The traditional explanation of why these dough twists are called “Haman’s ears” is that there is a passage in the Midrash describing Haman after his downfall as having, in Hebrew, oznayim mekutafot — an ancient rabbinic phrase sometimes translated as “clipped ears” but probably better rendered as “twisted ears” (that is, ears grabbed and twisted in punishment). Yet, a friend who hails from the French city of Lyons tells me that the Lyonnaises eat a deep-fried dough shaped like a triangle and called oreilles, “ears,” because it resembles the ears of a cat or another animal. Perhaps the original orecchi or orejas de Aman were triangular, too. Probably for the same reason, in modern Israeli Hebrew, an ozen Haman, a “Haman’s ear,” has come to designate not the Sephardic dough twist but the triangular Ashkenazic hamantasch. This is an interesting example of cultural synthesis, in which a term for a food from one part of the Jewish world bonded with an actual food from another part.

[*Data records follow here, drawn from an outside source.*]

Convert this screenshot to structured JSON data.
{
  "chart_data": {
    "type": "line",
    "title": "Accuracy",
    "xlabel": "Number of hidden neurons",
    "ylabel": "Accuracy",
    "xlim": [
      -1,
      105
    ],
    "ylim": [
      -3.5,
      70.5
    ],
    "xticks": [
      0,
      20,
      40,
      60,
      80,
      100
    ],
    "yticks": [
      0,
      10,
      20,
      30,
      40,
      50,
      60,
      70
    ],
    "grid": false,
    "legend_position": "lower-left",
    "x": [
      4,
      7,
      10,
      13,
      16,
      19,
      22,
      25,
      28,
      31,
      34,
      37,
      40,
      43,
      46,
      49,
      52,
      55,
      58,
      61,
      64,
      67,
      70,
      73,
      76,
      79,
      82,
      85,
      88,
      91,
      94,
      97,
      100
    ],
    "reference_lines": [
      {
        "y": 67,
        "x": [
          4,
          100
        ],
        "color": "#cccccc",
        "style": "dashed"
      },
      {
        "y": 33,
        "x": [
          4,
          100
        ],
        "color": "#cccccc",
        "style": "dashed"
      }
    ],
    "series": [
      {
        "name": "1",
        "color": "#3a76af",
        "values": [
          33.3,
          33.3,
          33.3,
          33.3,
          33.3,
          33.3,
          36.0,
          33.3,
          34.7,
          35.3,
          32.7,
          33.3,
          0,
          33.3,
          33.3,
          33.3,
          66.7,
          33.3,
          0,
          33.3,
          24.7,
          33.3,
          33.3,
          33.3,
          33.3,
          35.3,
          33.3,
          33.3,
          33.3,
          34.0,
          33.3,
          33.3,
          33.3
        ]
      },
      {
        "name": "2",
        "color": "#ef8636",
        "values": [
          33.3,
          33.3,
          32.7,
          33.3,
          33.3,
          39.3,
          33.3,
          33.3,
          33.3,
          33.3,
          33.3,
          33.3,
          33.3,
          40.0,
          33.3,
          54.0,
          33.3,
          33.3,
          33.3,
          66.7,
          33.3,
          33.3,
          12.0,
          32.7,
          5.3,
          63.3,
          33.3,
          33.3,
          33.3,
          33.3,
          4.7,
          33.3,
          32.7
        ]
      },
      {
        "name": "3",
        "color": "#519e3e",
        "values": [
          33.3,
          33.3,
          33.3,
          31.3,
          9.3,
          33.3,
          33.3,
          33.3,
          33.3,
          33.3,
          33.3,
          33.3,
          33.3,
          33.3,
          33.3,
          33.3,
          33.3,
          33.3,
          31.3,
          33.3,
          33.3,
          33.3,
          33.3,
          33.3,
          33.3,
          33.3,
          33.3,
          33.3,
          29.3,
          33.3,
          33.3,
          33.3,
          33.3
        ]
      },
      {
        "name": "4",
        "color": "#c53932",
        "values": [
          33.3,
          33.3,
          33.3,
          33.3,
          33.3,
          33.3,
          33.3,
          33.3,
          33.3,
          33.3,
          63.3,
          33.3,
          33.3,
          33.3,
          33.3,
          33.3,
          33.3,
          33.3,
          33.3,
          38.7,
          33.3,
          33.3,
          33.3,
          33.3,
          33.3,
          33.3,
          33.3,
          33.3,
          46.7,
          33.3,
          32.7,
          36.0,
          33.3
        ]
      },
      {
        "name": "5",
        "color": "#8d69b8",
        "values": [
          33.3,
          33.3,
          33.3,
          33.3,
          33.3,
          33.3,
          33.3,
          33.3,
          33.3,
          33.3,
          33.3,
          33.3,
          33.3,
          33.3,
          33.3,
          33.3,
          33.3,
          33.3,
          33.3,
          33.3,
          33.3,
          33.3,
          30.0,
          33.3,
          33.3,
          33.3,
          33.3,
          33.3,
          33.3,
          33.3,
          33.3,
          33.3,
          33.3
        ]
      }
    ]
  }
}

The three corners of the hamantasch are also what have given it, among some English speakers and writers, the name of “Haman’s hat.” Although this has been picked up by Jews speaking others languages too, such as Spanish, in which hamantaschen are now sometimes called sombreros de Aman, it is, as far as I can make out, American Jewish in origin. It certainly isn’t very traditional: tricornes, or three-cornered hats, having come into temporary vogue only in the late 18th century, just in time to be worn by George Washington. Perhaps it was invented when American Jews were asked by non-Jews what the triangular pastries appearing in Jewish bakeries in late winter were called. “Hamantaschen”? What kind of a word is that! “Haman’s pockets?” But most commercial hamantaschen are too flat to look like pockets. “Haman’s ears?” Ugh, gross! Hey, why don’t we call them “Haman’s hats”?
Frankly, I find “Haman’s hats” as goyishe-sounding as “hamantasches.” But to tell the truth, whatever you call it and however you spell it, I’m not much of a hamantasch fan. The prune jam ones I can eat if I have to, even if half the dough ends up sticking to my gums, but the poppy seed ones are definitely not for me. I’ve suppose that’s why I’ve put off writing about them year after year.